I wrote the following code in python:
import decimal
count = pi = a = b = c = d = val1 = val2 = decimal.Decimal(0) #Initializing the variables
decimal.getcontext().prec = 25 #Setting percision
while (decimal.Decimal(count) <= decimal.Decimal(100)):
a = pow(decimal.Decimal(-1), decimal.Decimal(count))
b = ((decimal.Decimal(2) * decimal.Decimal(count)) + decimal.Decimal(1))
c = pow(decimal.Decimal(1/5), decimal.Decimal(b))
d = (decimal.Decimal(a) / decimal.Decimal(b)) * decimal.Decimal(c)
val1 = decimal.Decimal(val1) + decimal.Decimal(d)
count = decimal.Decimal(count) + decimal.Decimal(1)
#The series has been divided into multiple small parts to reduce confusion
count = a = b = c = d = decimal.Decimal(0) #Resetting the variables
while (decimal.Decimal(count) <= decimal.Decimal(10)):
a = pow(decimal.Decimal(-1), decimal.Decimal(count))
b = ((decimal.Decimal(2) * decimal.Decimal(count)) + decimal.Decimal(1))
c = pow(decimal.Decimal(1/239), decimal.Decimal(b))
d = (decimal.Decimal(a) / decimal.Decimal(b)) * decimal.Decimal(c)
val2 = decimal.Decimal(val2) + decimal.Decimal(d)
count = decimal.Decimal(count) + decimal.Decimal(1)
#The series has been divided into multiple small parts to reduce confusion
pi = (decimal.Decimal(16) * decimal.Decimal(val1)) - (decimal.Decimal(4) * decimal.Decimal(val2))
print(pi)
The problem is that I am getting the right value of pi only till 15 decimal places, no matter the number of times the loop repeats itself.
For example:
at 11 repetitions of the first loop
pi = 3.141592653589793408632493
at 100 repetitions of the first loop
pi = 3.141592653589793410703296
I am not increasing the repetitions of the second loop as arctan(1/239) is very small and reaches an extremely small value with a few repetitions and therefore should not affect the value of pi at only 15 decimal places.
EXTRA INFORMATION:
The Machin Formula states that:
π = (16 * Summation of (((-1)^n) / 2n+1) * ((1/5)^(2n+1))) - (4 * Summation of (((-1)^n) / 2n+1) * ((1/239)^(2n+1)))

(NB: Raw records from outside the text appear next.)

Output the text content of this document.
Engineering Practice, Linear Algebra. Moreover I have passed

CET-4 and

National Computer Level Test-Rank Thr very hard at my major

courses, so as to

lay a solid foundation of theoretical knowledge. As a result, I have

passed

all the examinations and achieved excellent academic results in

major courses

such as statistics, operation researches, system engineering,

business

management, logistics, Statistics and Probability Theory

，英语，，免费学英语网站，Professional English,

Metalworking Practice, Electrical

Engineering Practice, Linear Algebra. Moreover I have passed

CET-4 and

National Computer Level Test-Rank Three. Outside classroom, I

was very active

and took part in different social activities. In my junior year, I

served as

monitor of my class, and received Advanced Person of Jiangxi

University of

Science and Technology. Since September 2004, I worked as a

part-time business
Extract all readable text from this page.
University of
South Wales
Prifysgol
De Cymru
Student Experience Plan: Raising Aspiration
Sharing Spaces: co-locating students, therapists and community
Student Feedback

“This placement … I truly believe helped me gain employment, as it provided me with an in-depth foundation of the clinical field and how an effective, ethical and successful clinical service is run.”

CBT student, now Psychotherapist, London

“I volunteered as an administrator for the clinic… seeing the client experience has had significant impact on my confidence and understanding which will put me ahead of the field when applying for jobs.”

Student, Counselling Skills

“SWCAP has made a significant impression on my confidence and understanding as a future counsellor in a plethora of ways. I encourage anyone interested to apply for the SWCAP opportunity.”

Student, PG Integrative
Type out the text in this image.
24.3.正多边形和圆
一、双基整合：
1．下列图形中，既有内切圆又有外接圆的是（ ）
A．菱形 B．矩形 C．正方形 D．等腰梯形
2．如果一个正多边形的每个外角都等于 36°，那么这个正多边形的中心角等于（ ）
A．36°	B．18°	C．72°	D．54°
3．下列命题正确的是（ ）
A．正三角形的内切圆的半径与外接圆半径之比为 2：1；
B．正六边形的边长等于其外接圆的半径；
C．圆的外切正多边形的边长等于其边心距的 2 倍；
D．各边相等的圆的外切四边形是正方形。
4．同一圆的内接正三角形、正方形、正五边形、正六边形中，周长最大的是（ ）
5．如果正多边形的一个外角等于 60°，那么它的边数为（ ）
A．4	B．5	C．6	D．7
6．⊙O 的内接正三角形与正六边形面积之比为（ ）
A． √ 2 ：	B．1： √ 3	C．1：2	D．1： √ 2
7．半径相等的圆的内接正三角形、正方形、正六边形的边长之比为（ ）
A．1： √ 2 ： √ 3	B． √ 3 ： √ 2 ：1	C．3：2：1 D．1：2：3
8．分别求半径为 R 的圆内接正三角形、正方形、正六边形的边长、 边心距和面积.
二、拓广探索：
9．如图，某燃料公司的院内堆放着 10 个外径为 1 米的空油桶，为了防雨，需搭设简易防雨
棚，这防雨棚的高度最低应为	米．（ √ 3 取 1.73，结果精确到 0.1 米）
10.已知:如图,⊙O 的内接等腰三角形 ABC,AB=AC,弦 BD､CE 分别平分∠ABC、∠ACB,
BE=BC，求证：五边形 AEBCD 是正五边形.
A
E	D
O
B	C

That many terms is enough to get you over 50 decimal places. The problem is that you are mixing Python floats with Decimals, so your calculations are polluted with the errors in those floats, which are only precise to 53 bits (around 15 decimal digits).
You can fix that by changing
c = pow(decimal.Decimal(1/5), decimal.Decimal(b))
to
c = pow(1 / decimal.Decimal(5), decimal.Decimal(b))
or
c = pow(decimal.Decimal(5), decimal.Decimal(-b))

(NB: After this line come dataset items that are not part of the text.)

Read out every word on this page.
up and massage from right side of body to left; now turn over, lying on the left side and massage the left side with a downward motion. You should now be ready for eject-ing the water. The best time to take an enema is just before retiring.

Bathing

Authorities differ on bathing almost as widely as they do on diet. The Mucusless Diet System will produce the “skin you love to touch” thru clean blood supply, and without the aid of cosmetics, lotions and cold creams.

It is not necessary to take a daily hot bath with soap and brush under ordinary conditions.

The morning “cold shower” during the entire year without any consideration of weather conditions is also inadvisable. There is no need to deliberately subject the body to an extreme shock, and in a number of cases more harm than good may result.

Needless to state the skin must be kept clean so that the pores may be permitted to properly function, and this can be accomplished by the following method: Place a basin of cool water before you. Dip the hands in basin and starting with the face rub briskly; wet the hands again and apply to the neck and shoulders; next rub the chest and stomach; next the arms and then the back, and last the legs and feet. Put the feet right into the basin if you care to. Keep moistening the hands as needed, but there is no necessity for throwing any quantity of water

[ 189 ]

Obviously, a similar change needs to be made to
c = pow(decimal.Decimal(1/239), decimal.Decimal(b))
You could make your code a lot more readable. For starters, you should put the stuff that calculates the arctan series into a function, rather than duplicating it for arctan(1/5) and arctan(1/239).

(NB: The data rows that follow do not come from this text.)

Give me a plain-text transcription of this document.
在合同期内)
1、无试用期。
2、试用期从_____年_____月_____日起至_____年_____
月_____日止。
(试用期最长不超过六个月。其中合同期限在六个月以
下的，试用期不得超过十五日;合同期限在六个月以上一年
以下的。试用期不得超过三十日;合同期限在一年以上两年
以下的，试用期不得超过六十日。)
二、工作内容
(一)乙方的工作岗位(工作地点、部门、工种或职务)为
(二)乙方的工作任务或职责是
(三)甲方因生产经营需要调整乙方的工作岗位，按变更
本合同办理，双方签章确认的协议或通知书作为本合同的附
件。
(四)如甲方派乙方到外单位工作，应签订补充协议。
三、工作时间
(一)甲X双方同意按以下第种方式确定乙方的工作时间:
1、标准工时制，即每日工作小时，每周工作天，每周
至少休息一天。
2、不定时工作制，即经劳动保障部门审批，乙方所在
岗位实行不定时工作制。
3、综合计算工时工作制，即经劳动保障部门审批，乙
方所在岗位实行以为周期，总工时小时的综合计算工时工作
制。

Also, you don't need to use Decimal for everything. You can just use simple Python integers for things like count and a. Eg, your calculation for a can be written as
a = (-1) ** count
or you could just set a to 1 outside the loop and negate it each time through the loop.
Here's a more compact version of your code.
import decimal
decimal.getcontext().prec = 60 #Setting precision
def arccot(n, terms):
base = 1 / decimal.Decimal(n)
result = 0
sign = 1
for b in range(1, 2*terms, 2):
result += sign * (base ** b) / b
sign = -sign
return result
pi = 16 * arccot(5, 50) - 4 * arccot(239, 11)
print(pi)
output
3.14159265358979323846264338327950288419716939937510582094048
The last 4 digits are rubbish, but the rest are fine.